Hi Eduardo,
You should try using the IAEA isoscape (Thanks Len!), but the issue is that you won't be able to perform an assignment on it that accounts for several important sources of uncertainty.
Since IsoriX is not just using the mean isoscape but also the prediction variance of the isoscape, the prediction covariances..., it should capture those uncertainties properly.
On the other hand, for now at least, you cannot include many predictors in IsoriX to get a very tailored isoscape which IAEA may offer.
As usual, I would recommend you to try and compare many options available out there.
If you get the same results, then you will feel confident that your results are true, which should be a must in forensic.
If you don't get the same results, comparing the results should point toward the assumptions that make a big difference and you will have learned something about your system.
Now the core question: how to do precipitation amount weighted isoscapes in IsoriX.
You have 2 options:
1). create one isoscape per month and then aggregate these isoscapes in a way that accounts for monthly precipitation amounts.
This is what is described and done in the example of the function isomultiscape() in IsoriX.
My feeling is that this way is superior to option 2 although it has never been investigated properly.
The benefits are that all is already coded in IsoriX: you would use the functions prepcipitate(), isomultifit() & isomultiscape().
The big drawback is that you cannot do calibrations based on such isoscapes (it is tricky and I have not yet coded it).
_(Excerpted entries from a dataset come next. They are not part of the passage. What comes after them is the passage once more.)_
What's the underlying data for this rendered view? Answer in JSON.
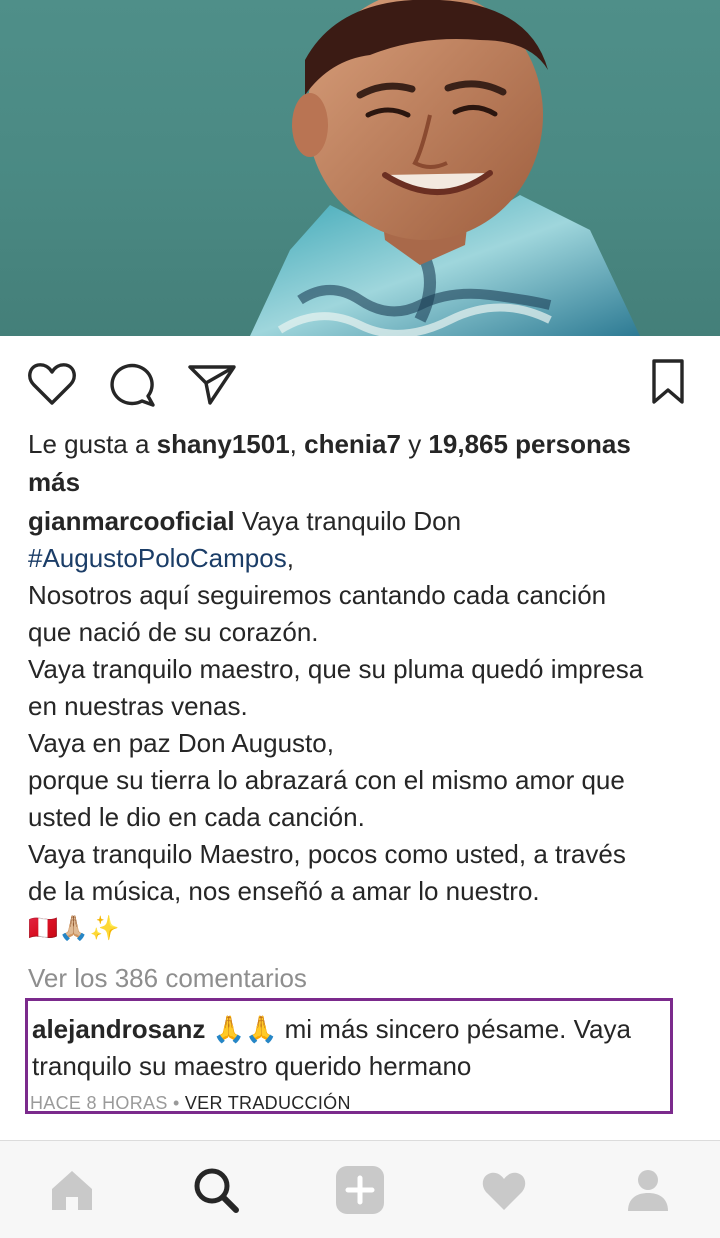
{
  "post": {
    "author": "gianmarcooficial",
    "likes": {
      "prefix": "Le gusta a",
      "user1": "shany1501",
      "sep": ",",
      "user2": "chenia7",
      "conj": "y",
      "count": "19,865 personas",
      "suffix": "más"
    },
    "caption": {
      "first": "Vaya tranquilo Don",
      "hashtag": "#AugustoPoloCampos",
      "hashtag_suffix": ",",
      "lines": [
        "Nosotros aquí seguiremos cantando cada canción",
        "que nació de su corazón.",
        "Vaya tranquilo maestro, que su pluma quedó impresa",
        "en nuestras venas.",
        "Vaya en paz Don Augusto,",
        "porque su tierra lo abrazará con el mismo amor que",
        "usted le dio en cada canción.",
        "Vaya tranquilo Maestro, pocos como usted, a través",
        "de la música, nos enseñó a amar lo nuestro."
      ],
      "emojis": "🇵🇪🙏🏼✨"
    },
    "view_comments": "Ver los 386 comentarios"
  },
  "comment": {
    "user": "alejandrosanz",
    "emojis": "🙏🙏",
    "text": "mi más sincero pésame. Vaya",
    "text2": "tranquilo su maestro querido hermano",
    "time": "HACE 8 HORAS",
    "dot": "•",
    "translate": "VER TRADUCCIÓN"
  },
  "actions": [
    "like-icon",
    "comment-icon",
    "share-icon",
    "bookmark-icon"
  ],
  "nav": [
    "home-icon",
    "search-icon",
    "add-icon",
    "heart-icon",
    "profile-icon"
  ],
  "colors": {
    "text": "#262626",
    "muted": "#8e8e8e",
    "hashtag": "#1b3d67",
    "highlight_border": "#7b2a8c",
    "nav_icon": "#c9c9c9",
    "nav_active": "#262626"
  }
}
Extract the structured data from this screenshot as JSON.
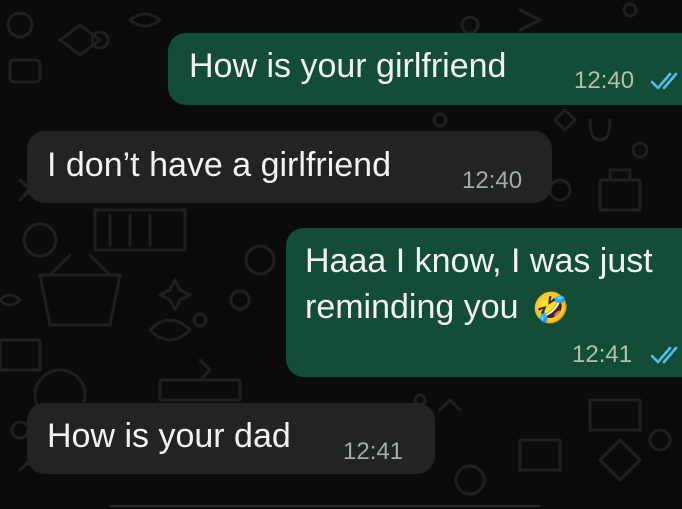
{
  "chat": {
    "messages": [
      {
        "direction": "outgoing",
        "text": "How is your girlfriend",
        "time": "12:40",
        "status": "read-double-check-icon"
      },
      {
        "direction": "incoming",
        "text": "I don’t have a girlfriend",
        "time": "12:40"
      },
      {
        "direction": "outgoing",
        "text_line1": "Haaa I know, I was just",
        "text_line2": "reminding you",
        "emoji": "🤣",
        "time": "12:41",
        "status": "read-double-check-icon"
      },
      {
        "direction": "incoming",
        "text": "How is your dad",
        "time": "12:41"
      }
    ]
  },
  "colors": {
    "background": "#0b0b0b",
    "incoming_bubble": "#222323",
    "outgoing_bubble": "#144d37",
    "read_tick": "#53bdeb",
    "doodle": "#1e1e1e"
  }
}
So that means that either you would need to do the calibration yourself, which means that you will probably won't be able to propagate the full uncertainty from the isoscape into the calibration and assignments.
Or you have to build an isoscape directly on coffee/soybean... from known origins instead of precipitation water.
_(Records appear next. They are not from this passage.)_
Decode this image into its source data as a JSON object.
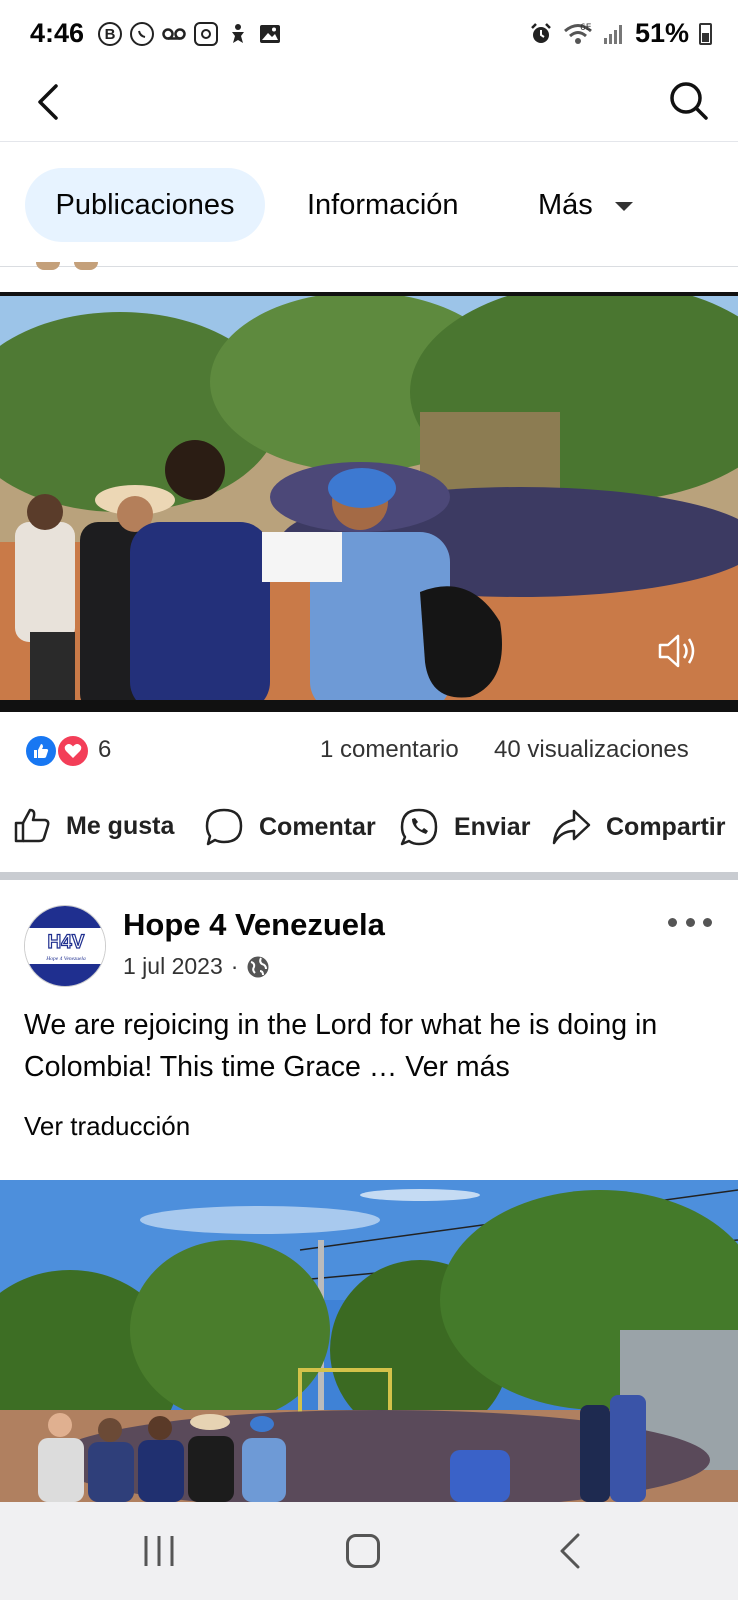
{
  "status_bar": {
    "time": "4:46",
    "left_icons": [
      "b-icon",
      "whatsapp-icon",
      "voicemail-icon",
      "instagram-icon",
      "accessibility-icon",
      "image-icon"
    ],
    "right_icons": [
      "alarm-icon",
      "wifi-6e-icon",
      "signal-icon"
    ],
    "battery": "51%"
  },
  "nav": {
    "back_icon": "chevron-left-icon",
    "search_icon": "search-icon"
  },
  "tabs": {
    "publicaciones": "Publicaciones",
    "informacion": "Información",
    "mas": "Más"
  },
  "video_post": {
    "reaction_count": "6",
    "comments": "1 comentario",
    "views": "40 visualizaciones"
  },
  "actions": {
    "like": "Me gusta",
    "comment": "Comentar",
    "send": "Enviar",
    "share": "Compartir"
  },
  "post": {
    "author": "Hope 4 Venezuela",
    "avatar_text": "H4V",
    "avatar_subtext": "Hope 4 Venezuela",
    "date": "1 jul 2023",
    "separator": "·",
    "text": "We are rejoicing in the Lord for what he is doing in Colombia! This time Grace … ",
    "see_more": "Ver más",
    "translate": "Ver traducción"
  },
  "colors": {
    "accent": "#1877f2",
    "love": "#f33e58",
    "active_tab_bg": "#e7f3ff"
  }
}
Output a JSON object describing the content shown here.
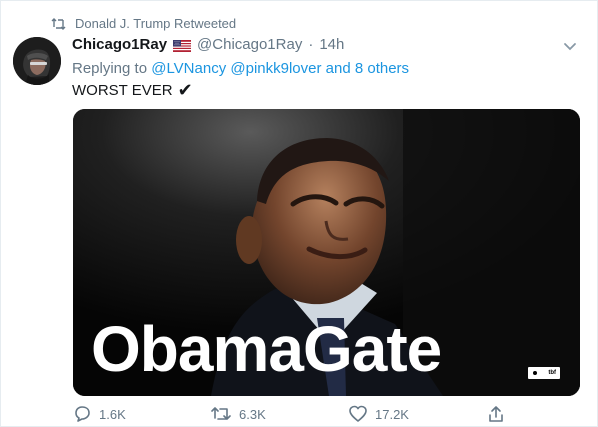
{
  "retweet_context": {
    "text": "Donald J. Trump Retweeted"
  },
  "tweet": {
    "display_name": "Chicago1Ray",
    "handle": "@Chicago1Ray",
    "separator": "·",
    "timestamp": "14h",
    "replying_prefix": "Replying to",
    "replying_mentions": [
      "@LVNancy",
      "@pinkk9lover"
    ],
    "replying_suffix": "and 8 others",
    "body": "WORST EVER",
    "body_emoji": "✔"
  },
  "media": {
    "overlay_text": "ObamaGate",
    "watermark": "tbf"
  },
  "actions": {
    "replies": "1.6K",
    "retweets": "6.3K",
    "likes": "17.2K"
  },
  "colors": {
    "link": "#1b95e0",
    "muted": "#657786",
    "text": "#14171a",
    "border": "#e6ecf0"
  },
  "icons": [
    "retweet-icon",
    "us-flag-icon",
    "chevron-down-icon",
    "reply-icon",
    "like-icon",
    "share-icon"
  ]
}
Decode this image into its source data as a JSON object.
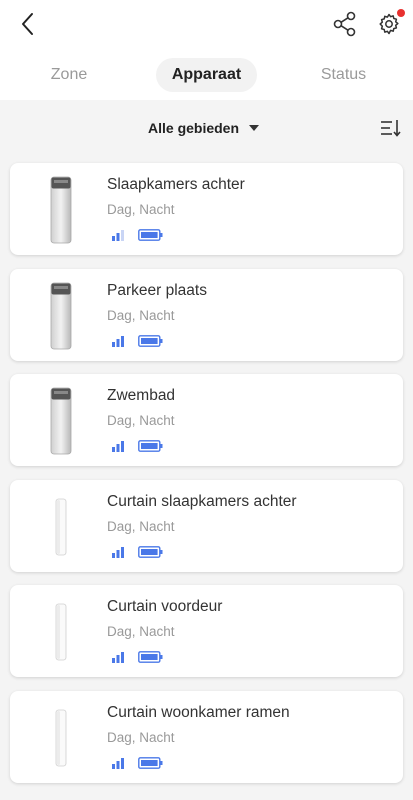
{
  "header": {
    "back_icon": "chevron-left-icon",
    "share_icon": "share-icon",
    "settings_icon": "gear-icon",
    "notification_color": "#e8312f"
  },
  "tabs": [
    {
      "label": "Zone",
      "active": false
    },
    {
      "label": "Apparaat",
      "active": true
    },
    {
      "label": "Status",
      "active": false
    }
  ],
  "filter": {
    "label": "Alle gebieden",
    "sort_icon": "sort-icon"
  },
  "accent_color": "#4a78e8",
  "devices": [
    {
      "name": "Slaapkamers achter",
      "mode": "Dag, Nacht",
      "type": "pir-camera",
      "signal_bars": 2
    },
    {
      "name": "Parkeer plaats",
      "mode": "Dag, Nacht",
      "type": "pir-camera",
      "signal_bars": 3
    },
    {
      "name": "Zwembad",
      "mode": "Dag, Nacht",
      "type": "pir-camera",
      "signal_bars": 3
    },
    {
      "name": "Curtain slaapkamers achter",
      "mode": "Dag, Nacht",
      "type": "curtain-detector",
      "signal_bars": 3
    },
    {
      "name": "Curtain voordeur",
      "mode": "Dag, Nacht",
      "type": "curtain-detector",
      "signal_bars": 3
    },
    {
      "name": "Curtain woonkamer ramen",
      "mode": "Dag, Nacht",
      "type": "curtain-detector",
      "signal_bars": 3
    }
  ]
}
2). follow the usual workflow but bypass the very first step: prepsources() and instead prepare by hand a dataset similarly as those produce by this function, e.g.:
source_ID mean_source_value var_source_value n_source_value lat long elev
1 ARKONA -60.99231 247.8767 134 54.67 13.43 42
2 ARTERN -61.00653 510.5720 199 51.37 11.29 164
You would need to prepare it by hand because when computing mean_source_value and var_source_value, instead of doing a simple mean and variance, you would do a precipitation weighted mean and variance.
I could modify prepsources() to do that automatically, but I have not so far.
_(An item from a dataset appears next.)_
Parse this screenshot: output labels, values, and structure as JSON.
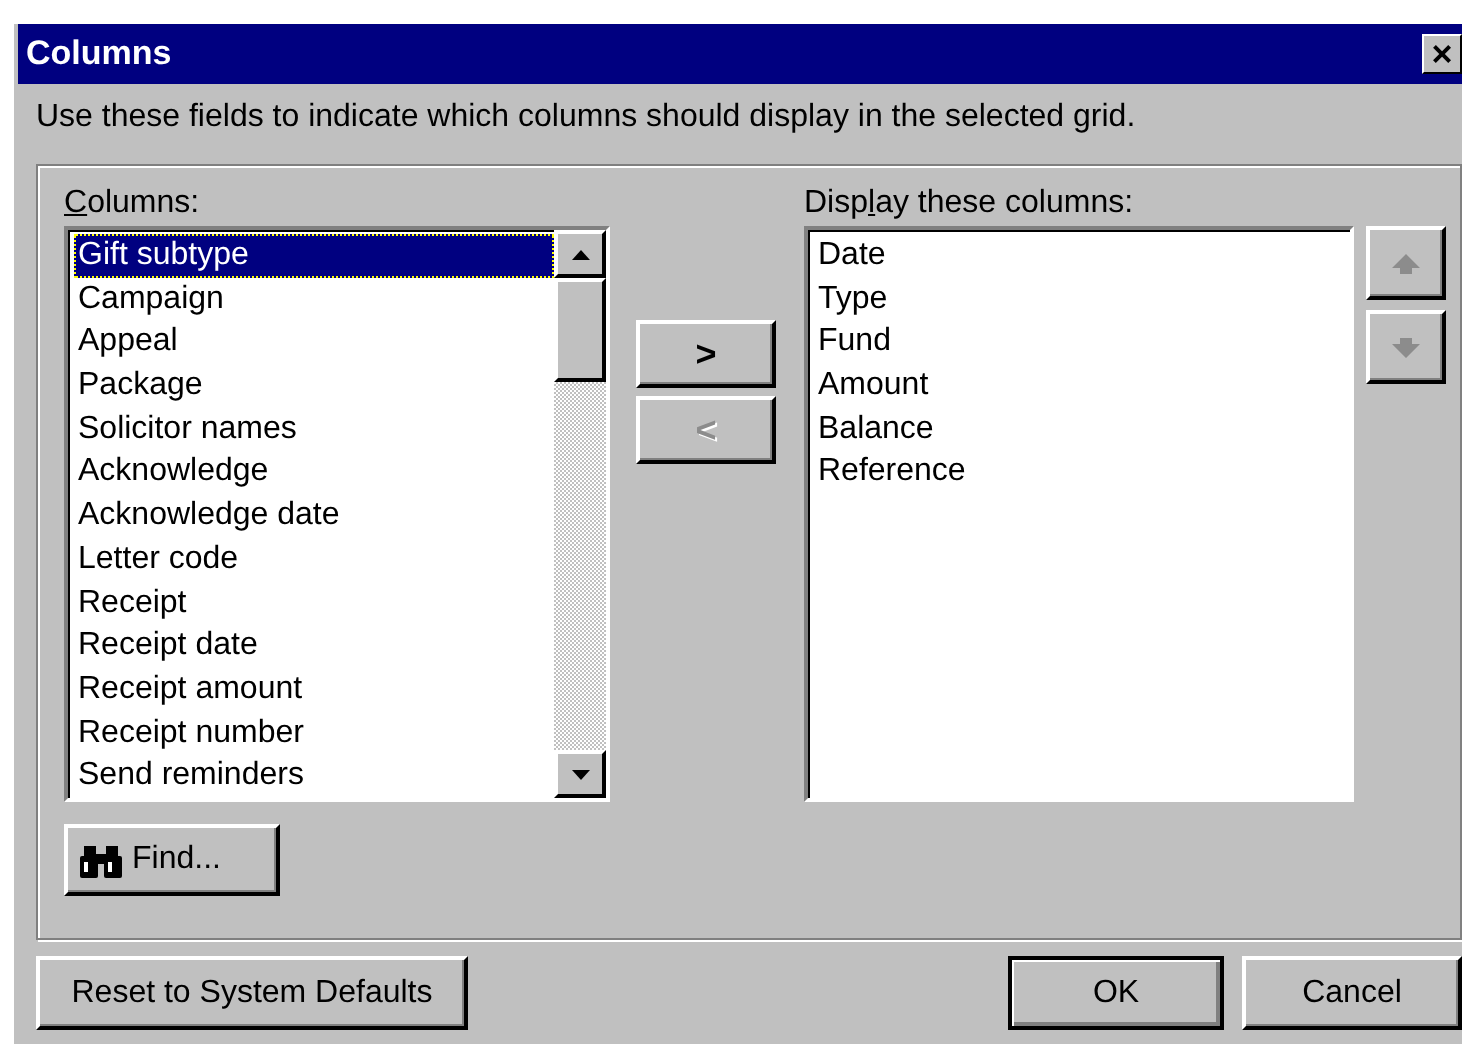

To compute the weighted means, you just need to use the native R function weighted.mean(x, w, ...).
To compute the weighted variance, you could simply use the function Hmisc::wtd.var(), check the help as there are different methods and options you could use.
I would either use normwt = TRUE or method = "ML" and I don't think it should make much difference.
So with this option you do need to perform a little bit of data preparation, but then everything should be easy.
Again, ideally, do both and compare :-)
If you don't know how to implement some suggestions, feel free to ask for more details, but that should hopefully already point you in the right direction.